ある時、近所の方が亡くなられたのでお参りに来てほしいと電話がありました。はじめて伺うお宅でした。中に入っていくと、遺体の傍に壮年のご夫婦と小学生の女の子が座っていました。遺体はとても小さく、お顔を見せていただくと、若い大人の女性でした。お聞きすると、その女性は壮年のご夫婦の子供で小学生の母、シングルマザーでその子を育てていたそうです。夜、内通夜になり、おつとめの本を皆に配って一緒にお勤めをしましょうと声をかけました。ついて読まれる声があまり聞こえません。どうやらお勤めには慣れておられない様子でした。翌日、お通夜に参りましてまたご一緒にとおつとめを始めたのですが、驚いたことに小学生の女の子がしっかり声を出しておつとめについてきます。お参りが終わると、祖母にあたるご夫人が、「この子はお勤めの本をめくってお正信偈を繰り返し繰り返し声にだして夜通し読んでいたのです」と、涙ながらに教えてくださいました。それをお聞きし何か胸が熱くなるのを覚えました。一人きりの母を亡くしたこの少女にとって、そうせざるを得ないものがあったのでしょう。その少女が夜通し読み続けたところにあったもの、それは言葉の持つ響きではないでしょうか。ずっと数えきれない人びとが悲しみの中で読みつづけてきた響きがそこにはあって、その響きを少女も感じておられたと思うのです。その響きは悲しむものを包んで受け止めてきた大いなる響きであります。その響きの中で少女はお母さんお母さんとずっと読み続けたのでしょう。読まれている言葉がかえって少女を受け止めていたのではないでしょうか。そこに一人一人の個別的な悲しみを貫いて受け止めていく世界。個人的悲しみを超えて個人を包む、如来の大いなる悲しみ、大悲の響きがあるのです。悲しみは喜びで押さえられるものではなく、かえって本当に悲しみを知った心に出遇って初めて受け止められていきます。すべてのものの悲しみを知っている、それが如来であります。

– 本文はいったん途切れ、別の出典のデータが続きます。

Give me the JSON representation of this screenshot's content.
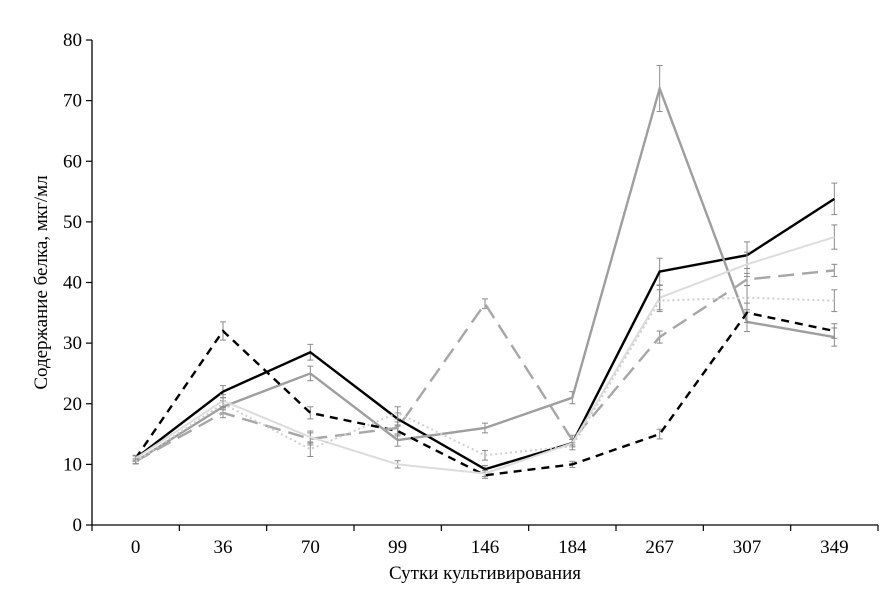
{
  "chart_data": {
    "type": "line",
    "xlabel": "Сутки культивирования",
    "ylabel": "Содержание белка, мкг/мл",
    "categories": [
      "0",
      "36",
      "70",
      "99",
      "146",
      "184",
      "267",
      "307",
      "349"
    ],
    "ylim": [
      0,
      80
    ],
    "yticks": [
      0,
      10,
      20,
      30,
      40,
      50,
      60,
      70,
      80
    ],
    "grid": false,
    "legend": "none",
    "series": [
      {
        "values": [
          11,
          22,
          28.5,
          17.5,
          9.2,
          13.5,
          41.8,
          44.5,
          53.8
        ],
        "errors": [
          0.5,
          1,
          1.3,
          1,
          0.6,
          0.6,
          2.2,
          2.2,
          2.6
        ],
        "color": "#000000",
        "dash": "solid",
        "width": 2.4
      },
      {
        "values": [
          10.5,
          19.5,
          25,
          14,
          16,
          21,
          72,
          33.5,
          31
        ],
        "errors": [
          0.4,
          1,
          1.2,
          1,
          0.8,
          1,
          3.8,
          1.6,
          1.5
        ],
        "color": "#9e9e9e",
        "dash": "solid",
        "width": 2.4
      },
      {
        "values": [
          11,
          32,
          18.5,
          15.5,
          8.2,
          10,
          15,
          35,
          32
        ],
        "errors": [
          0.4,
          1.5,
          1,
          0.8,
          0.5,
          0.5,
          0.8,
          1.6,
          1.2
        ],
        "color": "#000000",
        "dash": "8,6",
        "width": 2.4
      },
      {
        "values": [
          10.5,
          18.5,
          14.2,
          16,
          36.5,
          14,
          31,
          40.5,
          42
        ],
        "errors": [
          0.4,
          0.8,
          1,
          1,
          0.8,
          0.8,
          1,
          1,
          1
        ],
        "color": "#a6a6a6",
        "dash": "16,8",
        "width": 2.4
      },
      {
        "values": [
          11,
          20.5,
          14.5,
          10,
          8.5,
          13.5,
          37.5,
          43,
          47.5
        ],
        "errors": [
          0.4,
          1,
          1,
          0.6,
          0.5,
          0.6,
          2,
          2,
          2
        ],
        "color": "#dcdcdc",
        "dash": "solid",
        "width": 2
      },
      {
        "values": [
          10.5,
          20,
          12.5,
          18.5,
          11.5,
          13,
          37,
          37.5,
          37
        ],
        "errors": [
          0.4,
          1,
          1.2,
          1,
          0.8,
          0.6,
          1.8,
          2,
          1.8
        ],
        "color": "#cfcfcf",
        "dash": "2,3",
        "width": 2
      }
    ]
  }
}
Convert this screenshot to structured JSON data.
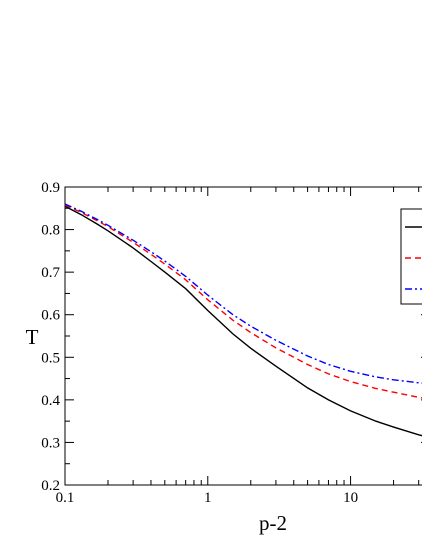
{
  "chart_data": {
    "type": "line",
    "title": "",
    "xlabel": "p-2",
    "ylabel": "T",
    "xscale": "log",
    "xlim": [
      0.1,
      36
    ],
    "ylim": [
      0.2,
      0.9
    ],
    "grid": false,
    "legend_position": "right",
    "x_ticks": [
      0.1,
      1,
      10
    ],
    "x_tick_labels": [
      "0.1",
      "1",
      "10"
    ],
    "y_ticks": [
      0.2,
      0.3,
      0.4,
      0.5,
      0.6,
      0.7,
      0.8,
      0.9
    ],
    "y_tick_labels": [
      "0.2",
      "0.3",
      "0.4",
      "0.5",
      "0.6",
      "0.7",
      "0.8",
      "0.9"
    ],
    "series": [
      {
        "color": "#000000",
        "line_style": "solid",
        "x": [
          0.1,
          0.13,
          0.17,
          0.2,
          0.3,
          0.4,
          0.5,
          0.7,
          1,
          1.5,
          2,
          3,
          5,
          7,
          10,
          15,
          20,
          30,
          36
        ],
        "y": [
          0.855,
          0.835,
          0.812,
          0.797,
          0.757,
          0.725,
          0.7,
          0.661,
          0.61,
          0.555,
          0.521,
          0.479,
          0.428,
          0.4,
          0.374,
          0.35,
          0.336,
          0.318,
          0.311
        ]
      },
      {
        "color": "#ff0000",
        "line_style": "dashed",
        "x": [
          0.1,
          0.13,
          0.17,
          0.2,
          0.3,
          0.4,
          0.5,
          0.7,
          1,
          1.5,
          2,
          3,
          5,
          7,
          10,
          15,
          20,
          30,
          36
        ],
        "y": [
          0.858,
          0.84,
          0.82,
          0.807,
          0.77,
          0.742,
          0.719,
          0.682,
          0.635,
          0.587,
          0.558,
          0.522,
          0.483,
          0.461,
          0.443,
          0.427,
          0.418,
          0.406,
          0.401
        ]
      },
      {
        "color": "#0000ff",
        "line_style": "dash-dot",
        "x": [
          0.1,
          0.13,
          0.17,
          0.2,
          0.3,
          0.4,
          0.5,
          0.7,
          1,
          1.5,
          2,
          3,
          5,
          7,
          10,
          15,
          20,
          30,
          36
        ],
        "y": [
          0.86,
          0.843,
          0.823,
          0.81,
          0.775,
          0.748,
          0.726,
          0.69,
          0.646,
          0.6,
          0.573,
          0.54,
          0.503,
          0.483,
          0.467,
          0.454,
          0.447,
          0.44,
          0.438
        ]
      }
    ]
  }
}
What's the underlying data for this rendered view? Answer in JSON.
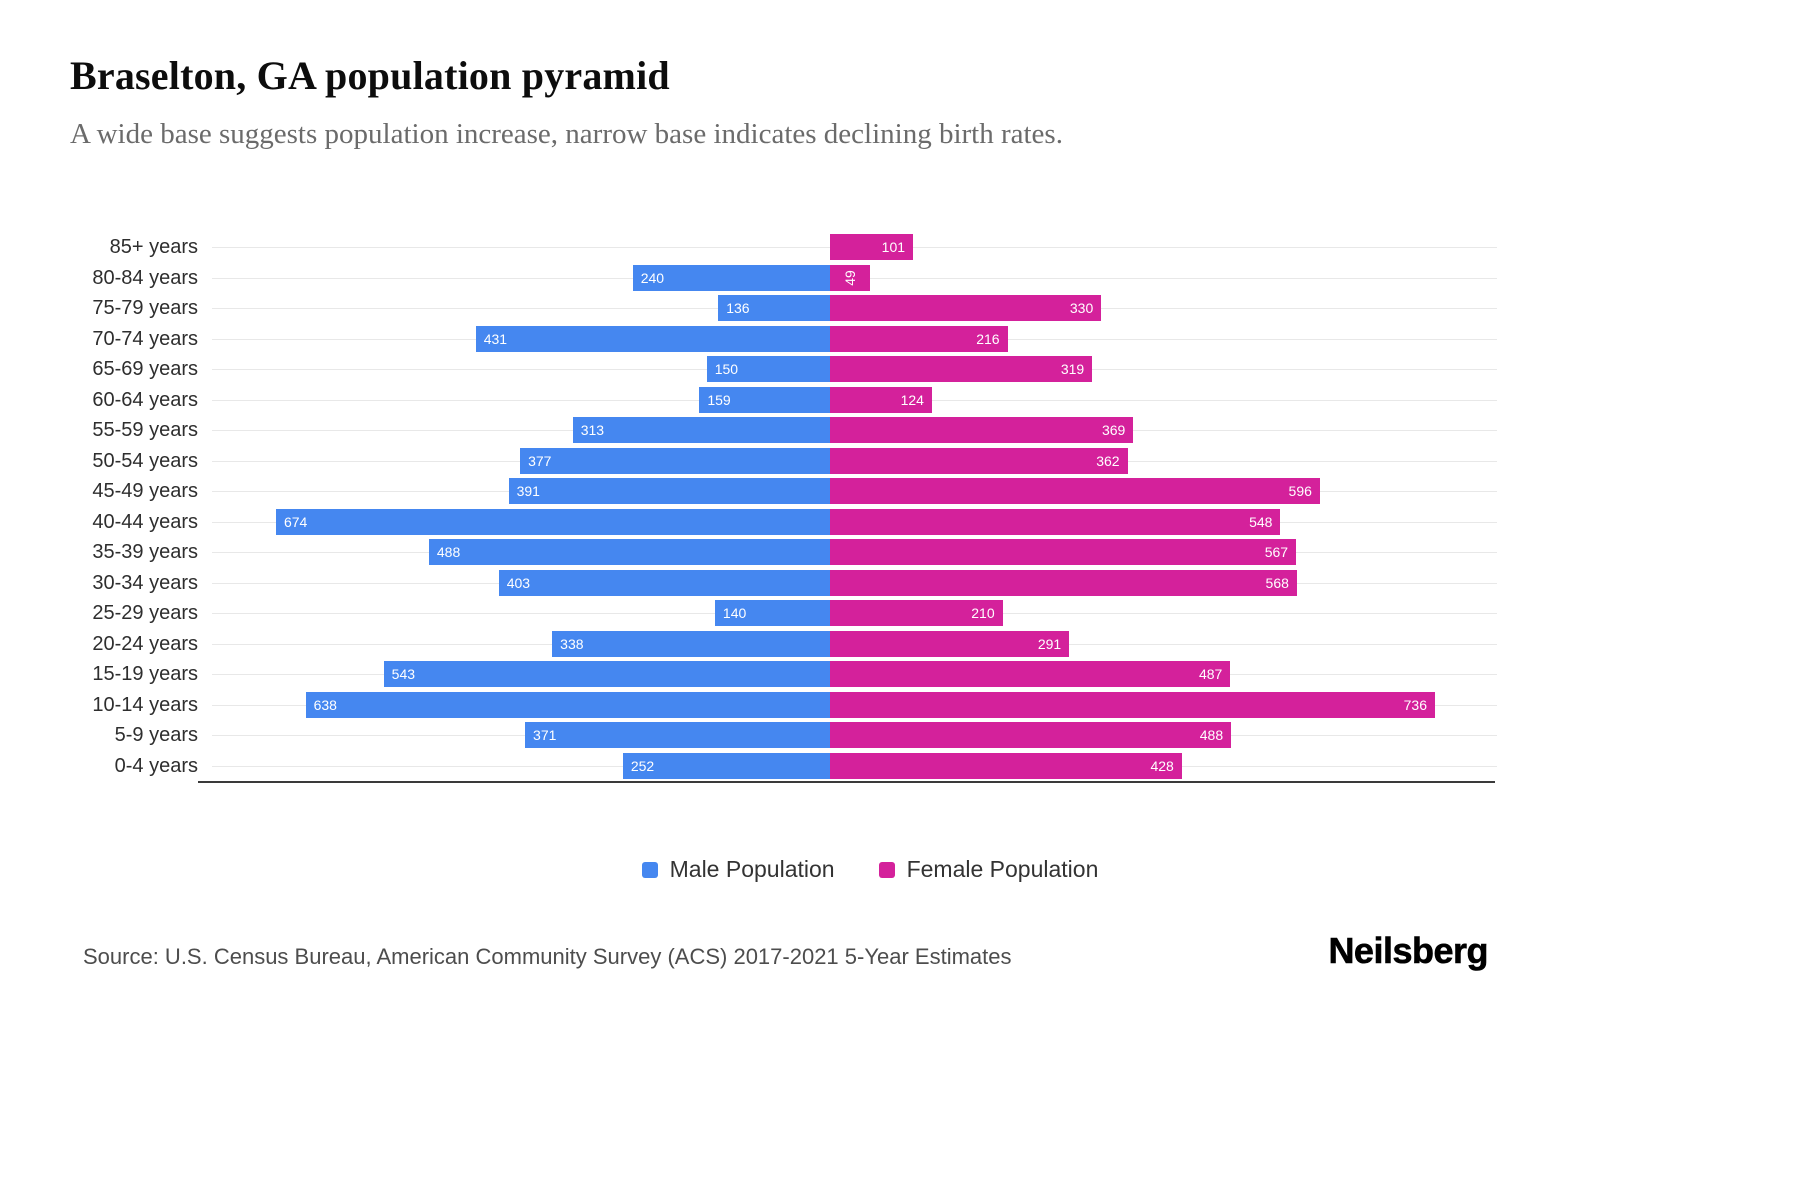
{
  "header": {
    "title": "Braselton, GA population pyramid",
    "subtitle": "A wide base suggests population increase, narrow base indicates declining birth rates."
  },
  "legend": {
    "male_label": "Male Population",
    "female_label": "Female Population"
  },
  "footer": {
    "source": "Source: U.S. Census Bureau, American Community Survey (ACS) 2017-2021 5-Year Estimates",
    "logo": "Neilsberg"
  },
  "colors": {
    "male": "#4587F0",
    "female": "#D4219B",
    "gridline": "#e8e8e8",
    "axis": "#3a3a3a"
  },
  "chart_data": {
    "type": "bar",
    "variant": "population-pyramid",
    "orientation": "horizontal",
    "title": "Braselton, GA population pyramid",
    "categories": [
      "85+ years",
      "80-84 years",
      "75-79 years",
      "70-74 years",
      "65-69 years",
      "60-64 years",
      "55-59 years",
      "50-54 years",
      "45-49 years",
      "40-44 years",
      "35-39 years",
      "30-34 years",
      "25-29 years",
      "20-24 years",
      "15-19 years",
      "10-14 years",
      "5-9 years",
      "0-4 years"
    ],
    "series": [
      {
        "name": "Male Population",
        "side": "left",
        "color": "#4587F0",
        "values": [
          0,
          240,
          136,
          431,
          150,
          159,
          313,
          377,
          391,
          674,
          488,
          403,
          140,
          338,
          543,
          638,
          371,
          252
        ]
      },
      {
        "name": "Female Population",
        "side": "right",
        "color": "#D4219B",
        "values": [
          101,
          49,
          330,
          216,
          319,
          124,
          369,
          362,
          596,
          548,
          567,
          568,
          210,
          291,
          487,
          736,
          488,
          428
        ]
      }
    ],
    "value_labels": "inside-end, white",
    "xlim_left": 750,
    "xlim_right": 815,
    "grid": true,
    "legend_position": "bottom"
  }
}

作家の石牟礼道子さんに教えていただいたことですが、水俣では悶え加勢という言葉があるそうです。村のある家で悲しい出来事があると、村人が何とか力になれないかと家に行く。しかし、かける言葉がない。悲しみを知っているが故に、むしろかける言葉がなく、戸口の所を行ったり来たりする。どうしていいかわからず悶えるわけです。結局何もできずに終わってしまうのですが、2~3年してその家のかたが、あの時は悶え加勢をしていただいて大変心強かったと言われるそうです。悲しみはその場しのぎの上手い言葉ではなく、悲しみを知った心に出遇ってはじめて受け止められていくものなのでしょう。
念仏は大悲の響きであり、それが人間を深い歴史的開けの中に目覚ましめ受け止めるのであります。開けとはまた、深い響きなのであります。